The polls have closed and the vote counting has begun in a historic election in Pakistan. If all proceeds well, this will mark the first transition of power from one civilian government to another since the founding of Pakistan 66 years ago. The election season has not been without constant insecurity and violence. Chaudhry Zulfiqar Ali, a prominent prosecutor, was gunned down on his way to court in Rawlpindi last week.  He had been prosecuting numerous high-profile terrorism cases, including some linked to the assassination of former Prime Minister, Benazir Bhutto. Sadiq Zaman Khattak and his son were also gunned down in Karachi last week, while leaving a mosque. Khattak was a candidate for the National Assembly from the Awami National Party, a liberal, anti-Taliban party. Explosions and shootings across the country in the days and weeks leading up to the election killed and injured many. Pakistan’s Interior Ministry expelled New York Times journalist Declan Walsh, one of the best western journalists in Pakistan, on charges of “undesirable activities.” The day of the election was not entirely peaceful or smooth either

  • In Karachi, 11 people were killed in the bombing of a political office and voting was halted at 42 polling places and the votes there will have to be re-run. 
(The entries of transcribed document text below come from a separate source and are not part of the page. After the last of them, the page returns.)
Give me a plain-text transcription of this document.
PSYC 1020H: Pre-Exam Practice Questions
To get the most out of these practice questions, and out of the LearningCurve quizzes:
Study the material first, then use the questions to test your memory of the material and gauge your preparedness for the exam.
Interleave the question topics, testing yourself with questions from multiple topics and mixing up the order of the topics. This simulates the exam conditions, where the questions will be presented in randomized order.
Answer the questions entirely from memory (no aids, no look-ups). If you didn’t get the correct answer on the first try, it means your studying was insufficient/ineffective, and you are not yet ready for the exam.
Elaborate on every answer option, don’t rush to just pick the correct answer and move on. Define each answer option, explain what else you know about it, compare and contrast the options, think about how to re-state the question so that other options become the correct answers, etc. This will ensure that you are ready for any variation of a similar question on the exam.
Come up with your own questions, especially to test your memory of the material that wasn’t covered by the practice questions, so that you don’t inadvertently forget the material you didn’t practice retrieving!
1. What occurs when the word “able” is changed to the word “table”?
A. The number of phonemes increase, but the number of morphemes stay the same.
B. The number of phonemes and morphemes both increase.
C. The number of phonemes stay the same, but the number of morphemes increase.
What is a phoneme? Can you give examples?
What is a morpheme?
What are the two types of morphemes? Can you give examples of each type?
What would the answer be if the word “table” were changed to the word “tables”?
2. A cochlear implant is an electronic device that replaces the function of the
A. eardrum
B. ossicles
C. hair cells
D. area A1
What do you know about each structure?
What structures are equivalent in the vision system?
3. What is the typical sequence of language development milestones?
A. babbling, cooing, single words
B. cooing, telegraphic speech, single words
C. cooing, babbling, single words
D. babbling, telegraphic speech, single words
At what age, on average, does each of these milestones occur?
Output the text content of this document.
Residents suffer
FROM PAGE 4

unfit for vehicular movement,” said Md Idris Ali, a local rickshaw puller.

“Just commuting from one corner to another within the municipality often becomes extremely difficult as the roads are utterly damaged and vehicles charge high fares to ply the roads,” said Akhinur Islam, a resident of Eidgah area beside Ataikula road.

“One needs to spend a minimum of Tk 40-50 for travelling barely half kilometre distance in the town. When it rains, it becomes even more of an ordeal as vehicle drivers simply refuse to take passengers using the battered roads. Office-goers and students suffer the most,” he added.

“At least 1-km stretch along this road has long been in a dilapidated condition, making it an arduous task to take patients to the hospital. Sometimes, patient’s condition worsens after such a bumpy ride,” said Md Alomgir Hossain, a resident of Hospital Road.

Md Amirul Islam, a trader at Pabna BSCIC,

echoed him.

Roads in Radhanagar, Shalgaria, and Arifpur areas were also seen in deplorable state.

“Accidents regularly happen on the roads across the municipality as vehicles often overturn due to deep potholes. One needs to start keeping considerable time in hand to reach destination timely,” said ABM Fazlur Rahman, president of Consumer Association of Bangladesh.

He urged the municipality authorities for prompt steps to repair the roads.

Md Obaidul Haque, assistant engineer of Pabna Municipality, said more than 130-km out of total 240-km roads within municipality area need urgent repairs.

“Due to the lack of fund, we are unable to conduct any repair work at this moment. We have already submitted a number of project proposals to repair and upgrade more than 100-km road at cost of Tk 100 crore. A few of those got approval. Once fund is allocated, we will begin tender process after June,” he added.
  • Seven people were injured in a bombing in Peshawar 
  • Clashes between two rival groups in Chaman killed three and injured more 
  • An explosion in Mardan injured four
  • Further explosions were reported in Quetta and Peshawar 

 Despite this, the Election Commission authorities said they were expecting a high turnout, between 60 and 80 percent, a dramatic increase from the 44 percent turnout in 2008. Preliminary results seem to indicate that the turnout was quite high and, though there have been allegations of vote tampering in Karachi, the election has proceeded freely and fairly in other areas of the country. This election, though not perfect, shows the important progress being made in Pakistan. Democracy is not easy. It is much more than a ballot box. True democracy is difficult and can take years of struggle to achieve. But this election, which so many people in Pakistan have sacrificed to be a part of, despite the threat of violence and the warnings from the Taliban, lays the foundation for that culture of democracy. It shows the courage and determination of the Pakistani people and their desire to move forward as one, democratic state.